The voting to name two dolphins discovered in the Potomac River is heading into the final round.
The Potomac Conservancy and the Potomac-Chesapeake Dolphin Project last month announced that nominations were open to pick names for the bottlenose dolphins they’re currently calling D1 and D2.
After more than 3,200 entries, the conservancy said Monday that they’ve been winnowed down to 10 finalists:
- Rachel Carson and Sylvia Earle, two renowned biologists — as a bonus, Carson, best known as the author of the environmentalist classic “Silent Spring,” was a native of Silver Spring.

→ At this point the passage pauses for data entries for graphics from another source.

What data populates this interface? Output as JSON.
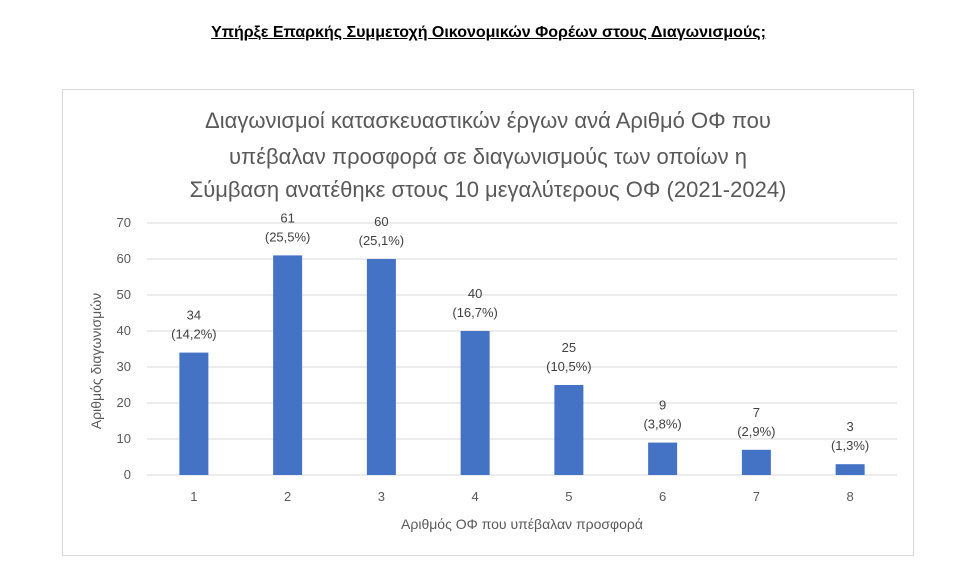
{
  "heading": "Υπήρξε Επαρκής Συμμετοχή Οικονομικών Φορέων στους Διαγωνισμούς;",
  "colors": {
    "bar": "#4472C4",
    "grid": "#d9d9d9",
    "text": "#595959"
  },
  "chart_data": {
    "type": "bar",
    "title_lines": [
      "Διαγωνισμοί κατασκευαστικών έργων ανά Αριθμό ΟΦ που",
      "υπέβαλαν προσφορά σε διαγωνισμούς των οποίων η",
      "Σύμβαση ανατέθηκε στους 10 μεγαλύτερους ΟΦ (2021-2024)"
    ],
    "categories": [
      "1",
      "2",
      "3",
      "4",
      "5",
      "6",
      "7",
      "8"
    ],
    "values": [
      34,
      61,
      60,
      40,
      25,
      9,
      7,
      3
    ],
    "percent_labels": [
      "(14,2%)",
      "(25,5%)",
      "(25,1%)",
      "(16,7%)",
      "(10,5%)",
      "(3,8%)",
      "(2,9%)",
      "(1,3%)"
    ],
    "xlabel": "Αριθμός ΟΦ που υπέβαλαν προσφορά",
    "ylabel": "Αριθμός διαγωνισμών",
    "ylim": [
      0,
      70
    ],
    "yticks": [
      0,
      10,
      20,
      30,
      40,
      50,
      60,
      70
    ],
    "grid": true,
    "legend": "none"
  }
}
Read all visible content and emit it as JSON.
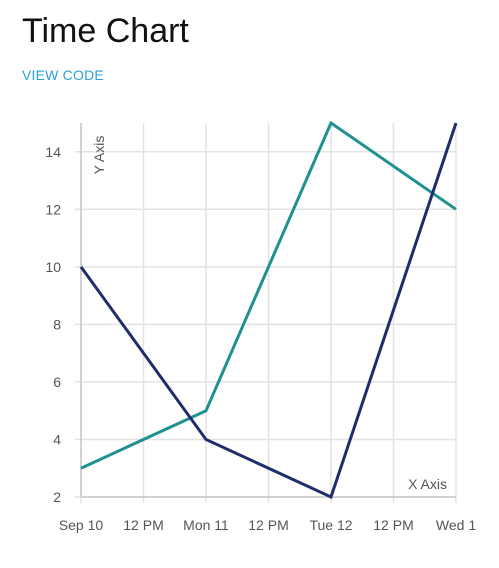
{
  "page": {
    "title": "Time Chart",
    "view_code_label": "VIEW CODE",
    "link_color": "#2aa0d6"
  },
  "chart_data": {
    "type": "line",
    "title": "",
    "xlabel": "X Axis",
    "ylabel": "Y Axis",
    "x_ticks": [
      "Sep 10",
      "12 PM",
      "Mon 11",
      "12 PM",
      "Tue 12",
      "12 PM",
      "Wed 1"
    ],
    "x_tick_positions_days": [
      0,
      0.5,
      1,
      1.5,
      2,
      2.5,
      3
    ],
    "xlim_days": [
      0,
      3
    ],
    "y_ticks": [
      2,
      4,
      6,
      8,
      10,
      12,
      14
    ],
    "ylim": [
      2,
      15
    ],
    "grid": true,
    "series": [
      {
        "color": "#1f9190",
        "x": [
          "Sep 10",
          "Mon 11",
          "Tue 12",
          "Wed 1"
        ],
        "x_days": [
          0,
          1,
          2,
          3
        ],
        "values": [
          3,
          5,
          15,
          12
        ]
      },
      {
        "color": "#1f2d6b",
        "x": [
          "Sep 10",
          "Mon 11",
          "Tue 12",
          "Wed 1"
        ],
        "x_days": [
          0,
          1,
          2,
          3
        ],
        "values": [
          10,
          4,
          2,
          15
        ]
      }
    ]
  }
}
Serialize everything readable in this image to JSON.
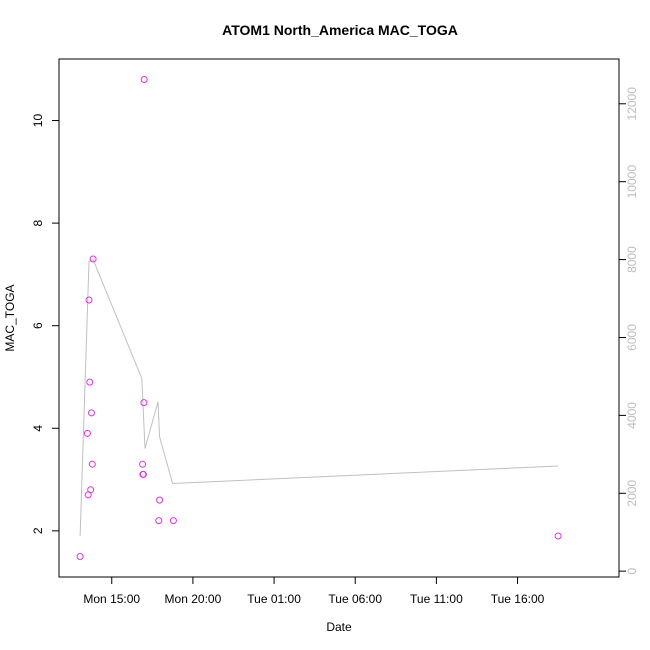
{
  "chart_data": {
    "type": "scatter",
    "title": "ATOM1 North_America MAC_TOGA",
    "xlabel": "Date",
    "ylabel": "MAC_TOGA",
    "grid": false,
    "x_ticks": [
      "Mon 15:00",
      "Mon 20:00",
      "Tue 01:00",
      "Tue 06:00",
      "Tue 11:00",
      "Tue 16:00"
    ],
    "x_tick_hours": [
      15,
      20,
      25,
      30,
      35,
      40
    ],
    "xlim_hours": [
      11.75,
      46.25
    ],
    "ylim": [
      1.1,
      11.2
    ],
    "y_ticks": [
      2,
      4,
      6,
      8,
      10
    ],
    "y2lim": [
      -150,
      13150
    ],
    "y2_ticks": [
      0,
      2000,
      4000,
      6000,
      8000,
      10000,
      12000
    ],
    "series": [
      {
        "kind": "points",
        "axis": "left",
        "color": "#e033e0",
        "hours": [
          13.05,
          13.5,
          13.55,
          13.6,
          13.65,
          13.7,
          13.75,
          13.8,
          13.85,
          16.9,
          16.92,
          16.95,
          16.98,
          17.0,
          17.9,
          17.95,
          18.8,
          42.5
        ],
        "values": [
          1.5,
          3.9,
          2.7,
          6.5,
          4.9,
          2.8,
          4.3,
          3.3,
          7.3,
          3.3,
          3.1,
          3.1,
          4.5,
          10.8,
          2.2,
          2.6,
          2.2,
          1.9
        ]
      },
      {
        "kind": "line",
        "axis": "right",
        "color": "#c0c0c0",
        "hours": [
          13.05,
          13.6,
          13.85,
          16.85,
          17.05,
          17.85,
          17.95,
          18.75,
          42.5
        ],
        "values": [
          900,
          7950,
          8000,
          4950,
          3150,
          4350,
          3450,
          2250,
          2700
        ]
      }
    ]
  }
}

- Mac and Chessie, after the Potomac and Chesapeake, where the dolphins spend the summer months, of course;
- Powhatan and Piscataway, after two of the indigenous tribes of the Potomac region;
- Ebb and Flow, a reference for all the tidal enthusiasts out there;
- Harriet Tubman and Frederick Douglass, two of the nation’s foremost abolitionists, both of whom were born in Maryland;
- Echo and Radar, referring to the way dolphins use echolocation to “see with sound”;
- Aldo Leopold and Wendell Berry, two prominent environmental writers;
- Cherry and Blossom, in reference to the iconic trees around the Tidal Basin;
- Madeleine Paddlin’ Albright and Colin Divin’ Powell, because secretaries of State and rhyming nicknames always go well together; and
- Benjamin Banneker and Pierre L’Enfant, two of the people who did most to literally shape D.C. when the city was being laid out, starting in 1791.
You can find out more about the namesakes and vote on the conservancy website by June 14.
There are more dolphins in the Potomac than you might think — the conservancy said more than 1,000 have been sighted in the Potomac and the Chesapeake Bay, and they’ve started to have babies.
And, while they’re not exactly frolicking behind the Lincoln Memorial, as humanity cleans up its act (and the waters of the river), they have occasionally been seen as far north as the Harry Nice Bridge. In the 1880s, the conservancy said they made it up to Alexandria, Virginia.